Time-Changes of Heisenberg nilflows

TL;DR

This paper studies the dynamics of Heisenberg nilflows, constructing special functionals with scaling properties, and proves that generic time-changes lead to mixing with polynomial or stretched polynomial decay of correlations.

Contribution

It introduces Bufetov functionals for Heisenberg nilflows, proving their analyticity and using this to establish mixing and decay of correlations for generic time-changes.

Findings

Generic non-trivial time-changes are mixing.

Decay of correlations can be polynomial or stretched polynomial.

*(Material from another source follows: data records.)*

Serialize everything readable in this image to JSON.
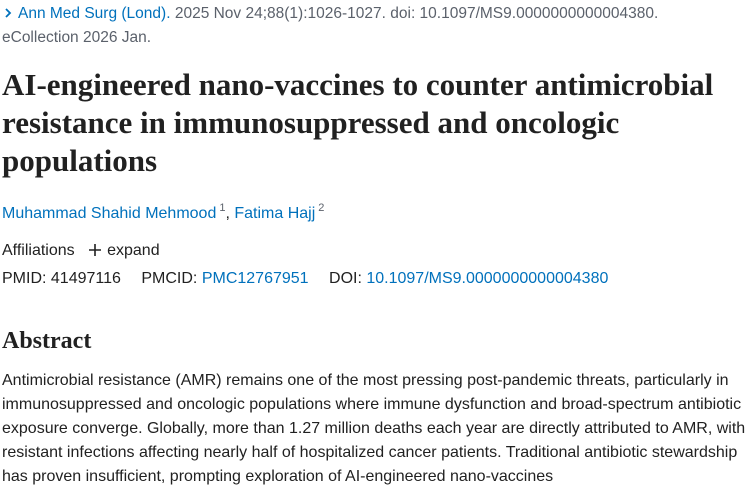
{
  "citation": {
    "journal": "Ann Med Surg (Lond).",
    "details": "2025 Nov 24;88(1):1026-1027. doi: 10.1097/MS9.0000000000004380.",
    "ecollection": "eCollection 2026 Jan."
  },
  "title": "AI-engineered nano-vaccines to counter antimicrobial resistance in immunosuppressed and oncologic populations",
  "authors": [
    {
      "name": "Muhammad Shahid Mehmood",
      "affiliation": "1"
    },
    {
      "name": "Fatima Hajj",
      "affiliation": "2"
    }
  ],
  "author_separator": ",",
  "affiliations": {
    "label": "Affiliations",
    "expand": "expand"
  },
  "identifiers": {
    "pmid_label": "PMID:",
    "pmid": "41497116",
    "pmcid_label": "PMCID:",
    "pmcid": "PMC12767951",
    "doi_label": "DOI:",
    "doi": "10.1097/MS9.0000000000004380"
  },
  "abstract": {
    "heading": "Abstract",
    "text": "Antimicrobial resistance (AMR) remains one of the most pressing post-pandemic threats, particularly in immunosuppressed and oncologic populations where immune dysfunction and broad-spectrum antibiotic exposure converge. Globally, more than 1.27 million deaths each year are directly attributed to AMR, with resistant infections affecting nearly half of hospitalized cancer patients. Traditional antibiotic stewardship has proven insufficient, prompting exploration of AI-engineered nano-vaccines"
  }
}
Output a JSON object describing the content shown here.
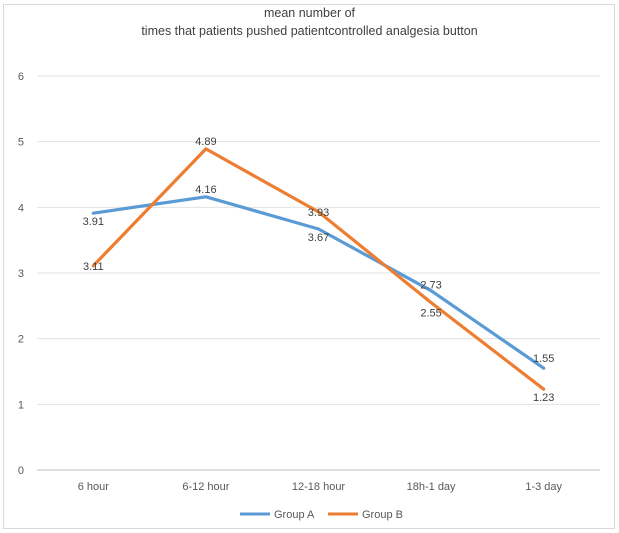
{
  "chart_data": {
    "type": "line",
    "title_line1": "mean number of",
    "title_line2": "times that patients pushed patientcontrolled analgesia button",
    "categories": [
      "6 hour",
      "6-12 hour",
      "12-18 hour",
      "18h-1 day",
      "1-3 day"
    ],
    "ylim": [
      0,
      6
    ],
    "yticks": [
      0,
      1,
      2,
      3,
      4,
      5,
      6
    ],
    "grid": true,
    "legend_position": "bottom",
    "series": [
      {
        "name": "Group A",
        "color": "#5b9bd5",
        "values": [
          3.91,
          4.16,
          3.67,
          2.73,
          1.55
        ],
        "labels": [
          "3.91",
          "4.16",
          "3.67",
          "2.73",
          "1.55"
        ]
      },
      {
        "name": "Group B",
        "color": "#ed7d31",
        "values": [
          3.11,
          4.89,
          3.93,
          2.55,
          1.23
        ],
        "labels": [
          "3.11",
          "4.89",
          "3.93",
          "2.55",
          "1.23"
        ]
      }
    ]
  }
}
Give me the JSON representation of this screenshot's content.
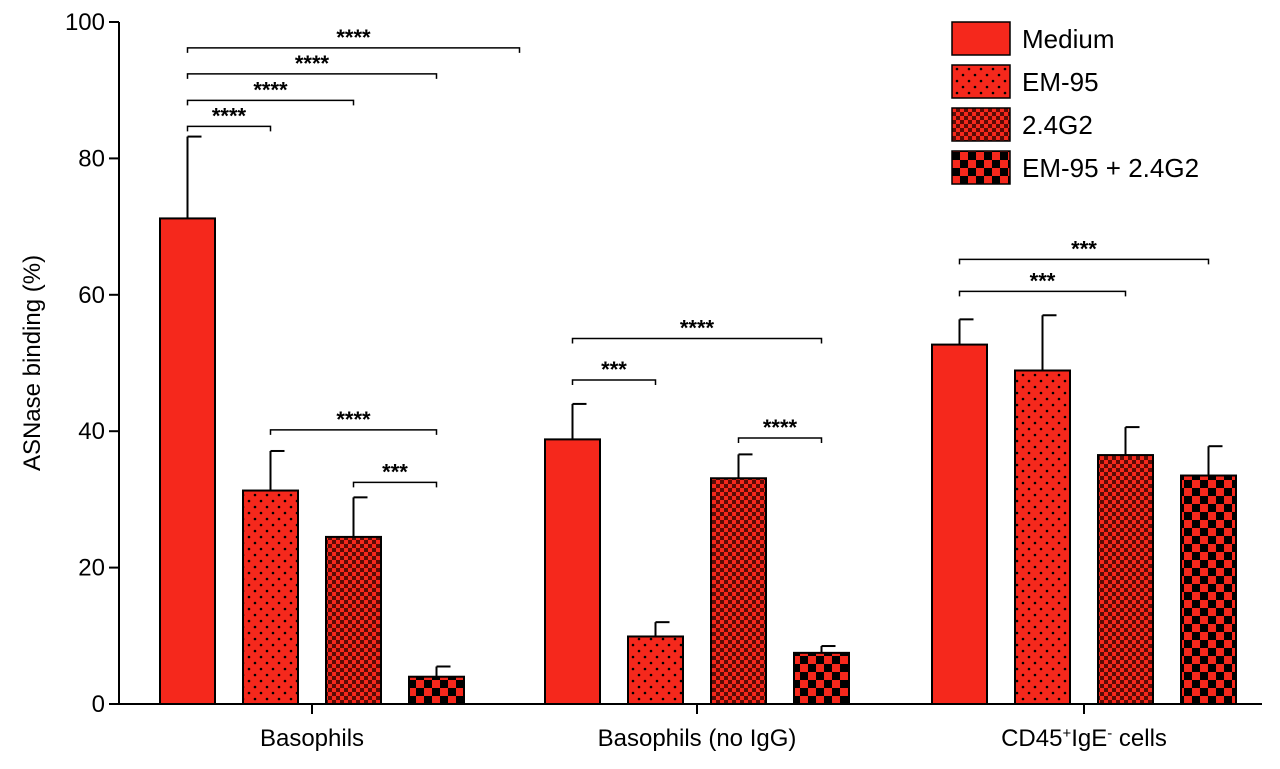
{
  "chart_data": {
    "type": "bar",
    "title": "",
    "xlabel": "",
    "ylabel": "ASNase binding (%)",
    "ylim": [
      0,
      100
    ],
    "yticks": [
      0,
      20,
      40,
      60,
      80,
      100
    ],
    "grid": false,
    "legend_position": "top-right",
    "categories": [
      {
        "label": "Basophils",
        "sup1": "",
        "mid": "",
        "sup2": "",
        "tail": ""
      },
      {
        "label": "Basophils (no IgG)",
        "sup1": "",
        "mid": "",
        "sup2": "",
        "tail": ""
      },
      {
        "label": "CD45",
        "sup1": "+",
        "mid": "IgE",
        "sup2": "-",
        "tail": " cells"
      }
    ],
    "series": [
      {
        "name": "Medium",
        "pattern": "solid",
        "values": [
          71.2,
          38.8,
          52.7
        ],
        "errors": [
          12.0,
          5.2,
          3.7
        ]
      },
      {
        "name": "EM-95",
        "pattern": "dots",
        "values": [
          31.3,
          9.9,
          48.9
        ],
        "errors": [
          5.8,
          2.1,
          8.1
        ]
      },
      {
        "name": "2.4G2",
        "pattern": "fine-check",
        "values": [
          24.5,
          33.1,
          36.5
        ],
        "errors": [
          5.8,
          3.5,
          4.1
        ]
      },
      {
        "name": "EM-95 + 2.4G2",
        "pattern": "coarse-check",
        "values": [
          4.0,
          7.5,
          33.5
        ],
        "errors": [
          1.5,
          1.0,
          4.3
        ]
      }
    ],
    "significance": [
      {
        "group": 0,
        "from": 0,
        "to": 4,
        "y": 96.2,
        "label": "****"
      },
      {
        "group": 0,
        "from": 0,
        "to": 3,
        "y": 92.4,
        "label": "****"
      },
      {
        "group": 0,
        "from": 0,
        "to": 2,
        "y": 88.5,
        "label": "****"
      },
      {
        "group": 0,
        "from": 0,
        "to": 1,
        "y": 84.7,
        "label": "****"
      },
      {
        "group": 0,
        "from": 1,
        "to": 3,
        "y": 40.2,
        "label": "****"
      },
      {
        "group": 0,
        "from": 2,
        "to": 3,
        "y": 32.5,
        "label": "***"
      },
      {
        "group": 1,
        "from": 0,
        "to": 3,
        "y": 53.6,
        "label": "****"
      },
      {
        "group": 1,
        "from": 0,
        "to": 1,
        "y": 47.5,
        "label": "***"
      },
      {
        "group": 1,
        "from": 2,
        "to": 3,
        "y": 39.0,
        "label": "****"
      },
      {
        "group": 2,
        "from": 0,
        "to": 3,
        "y": 65.2,
        "label": "***"
      },
      {
        "group": 2,
        "from": 0,
        "to": 2,
        "y": 60.5,
        "label": "***"
      }
    ],
    "colors": {
      "bar": "#f5281c",
      "dark": "#000000",
      "axis": "#000000"
    }
  }
}
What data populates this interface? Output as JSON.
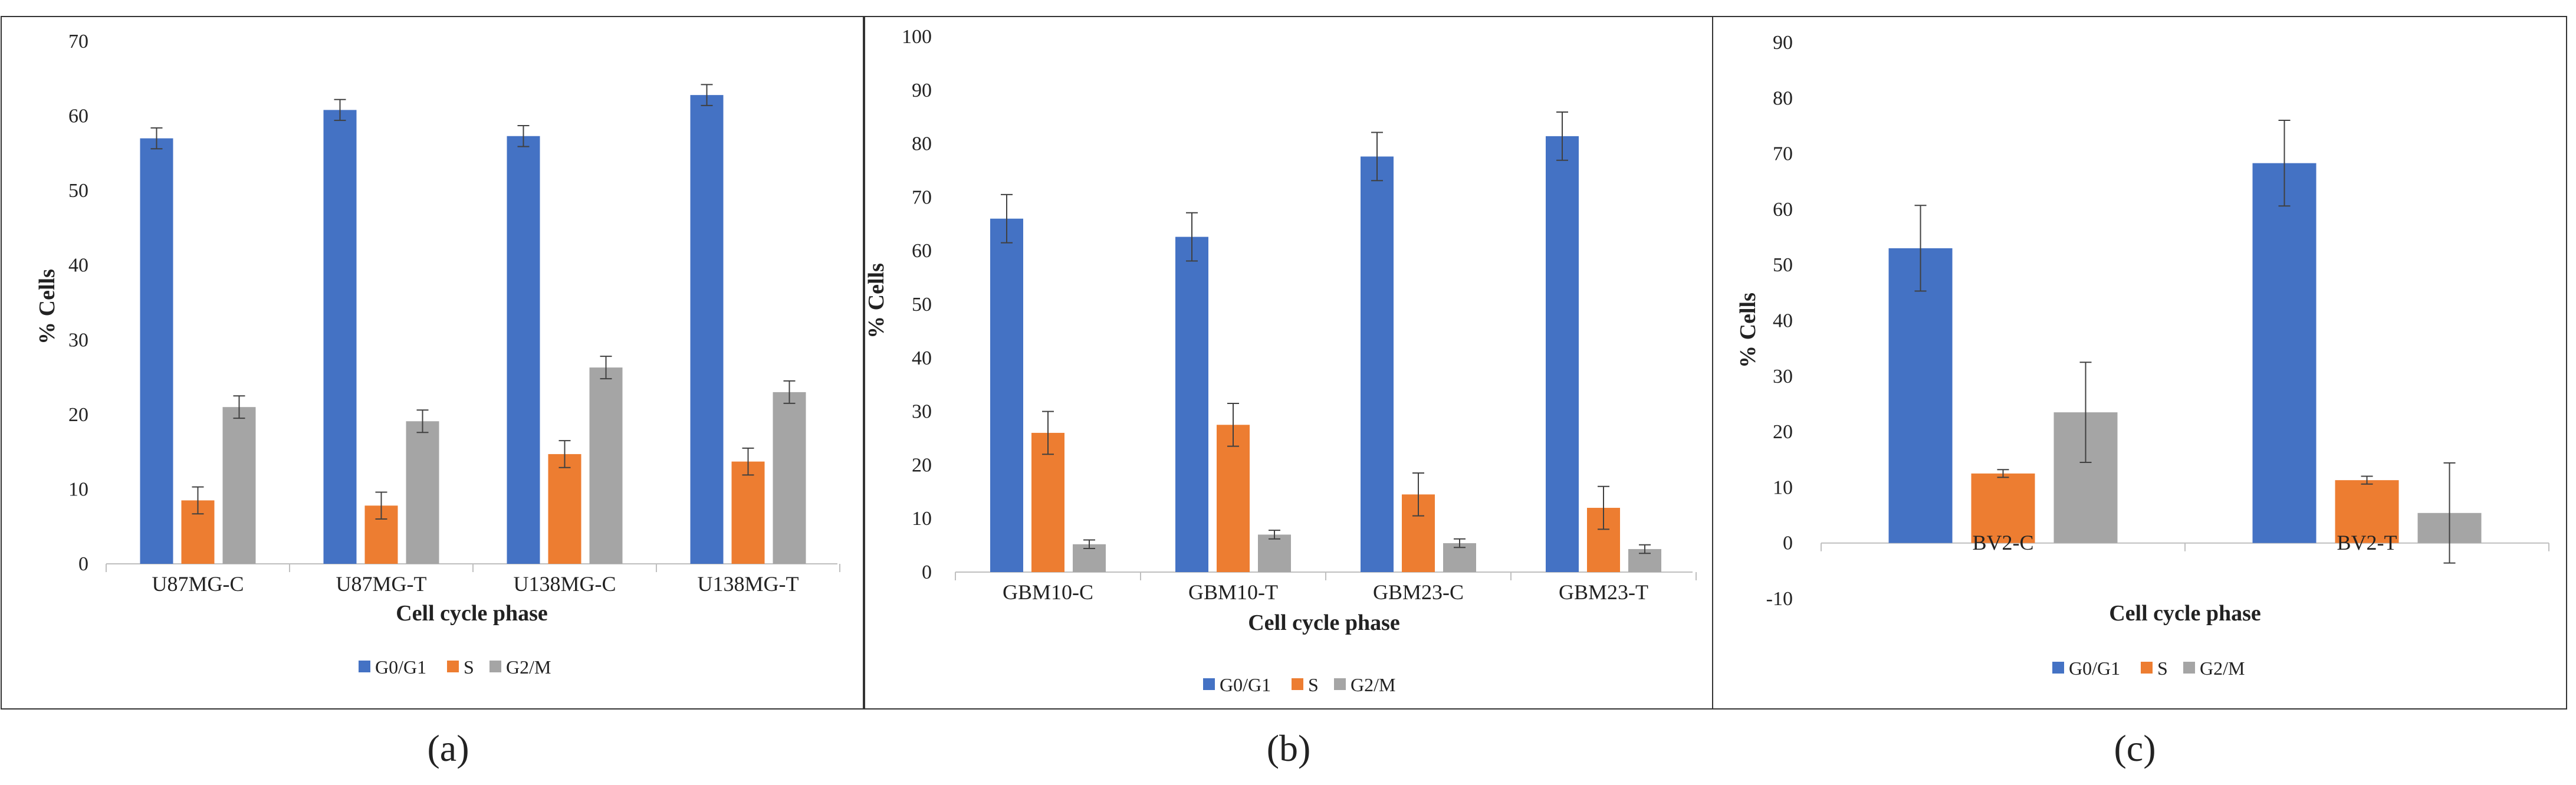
{
  "chart_data": [
    {
      "type": "bar",
      "panel_label": "(a)",
      "categories": [
        "U87MG-C",
        "U87MG-T",
        "U138MG-C",
        "U138MG-T"
      ],
      "series": [
        {
          "name": "G0/G1",
          "color": "#4472C4",
          "values": [
            57.0,
            60.8,
            57.3,
            62.8
          ],
          "errors": [
            1.4,
            1.4,
            1.4,
            1.4
          ]
        },
        {
          "name": "S",
          "color": "#ED7D31",
          "values": [
            8.5,
            7.8,
            14.7,
            13.7
          ],
          "errors": [
            1.8,
            1.8,
            1.8,
            1.8
          ]
        },
        {
          "name": "G2/M",
          "color": "#A5A5A5",
          "values": [
            21.0,
            19.1,
            26.3,
            23.0
          ],
          "errors": [
            1.5,
            1.5,
            1.5,
            1.5
          ]
        }
      ],
      "yticks": [
        "0",
        "10",
        "20",
        "30",
        "40",
        "50",
        "60",
        "70"
      ],
      "ylim": [
        0,
        70
      ],
      "xlabel": "Cell cycle phase",
      "ylabel": "% Cells",
      "legend_position": "bottom-center"
    },
    {
      "type": "bar",
      "panel_label": "(b)",
      "categories": [
        "GBM10-C",
        "GBM10-T",
        "GBM23-C",
        "GBM23-T"
      ],
      "series": [
        {
          "name": "G0/G1",
          "color": "#4472C4",
          "values": [
            66.0,
            62.6,
            77.6,
            81.4
          ],
          "errors": [
            4.5,
            4.5,
            4.5,
            4.5
          ]
        },
        {
          "name": "S",
          "color": "#ED7D31",
          "values": [
            26.0,
            27.5,
            14.5,
            12.0
          ],
          "errors": [
            4.0,
            4.0,
            4.0,
            4.0
          ]
        },
        {
          "name": "G2/M",
          "color": "#A5A5A5",
          "values": [
            5.2,
            7.0,
            5.4,
            4.3
          ],
          "errors": [
            0.8,
            0.8,
            0.8,
            0.8
          ]
        }
      ],
      "yticks": [
        "0",
        "10",
        "20",
        "30",
        "40",
        "50",
        "60",
        "70",
        "80",
        "90",
        "100"
      ],
      "ylim": [
        0,
        100
      ],
      "xlabel": "Cell cycle phase",
      "ylabel": "% Cells",
      "legend_position": "bottom-center"
    },
    {
      "type": "bar",
      "panel_label": "(c)",
      "categories": [
        "BV2-C",
        "BV2-T"
      ],
      "series": [
        {
          "name": "G0/G1",
          "color": "#4472C4",
          "values": [
            53.0,
            68.3
          ],
          "errors": [
            7.7,
            7.7
          ]
        },
        {
          "name": "S",
          "color": "#ED7D31",
          "values": [
            12.5,
            11.3
          ],
          "errors": [
            0.7,
            0.7
          ]
        },
        {
          "name": "G2/M",
          "color": "#A5A5A5",
          "values": [
            23.5,
            5.4
          ],
          "errors": [
            9.0,
            9.0
          ]
        }
      ],
      "yticks": [
        "-10",
        "0",
        "10",
        "20",
        "30",
        "40",
        "50",
        "60",
        "70",
        "80",
        "90"
      ],
      "ylim": [
        -10,
        90
      ],
      "xlabel": "Cell cycle phase",
      "ylabel": "% Cells",
      "legend_position": "bottom-center"
    }
  ]
}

Bufetov functionals exhibit modularity and scaling properties.

Abstract

We consider the three dimensional Heisenberg nilflows. Under a full measure set Diophantine condition on the generator of the flow we construct Bufetov functionals which are asymptotic to ergodic integrals for sufficiently smooth functions, have a modular property and scale exactly under the renor- malization dynamics. We then prove analyticity of the functionals in the transverse directions to the flow. As a consequence of this analyticity property we derive that there exists a full measure set of nilflows such that generic (non-trivial) time-changes are mixing and moreover have a "stretched polynomial" decay of correlations for sufficiently smooth functions. Moreover we also prove that there exists a full Hausdorff dimension set of nilflows such that generic non-trivial time-changes have polynomial decay of correlations.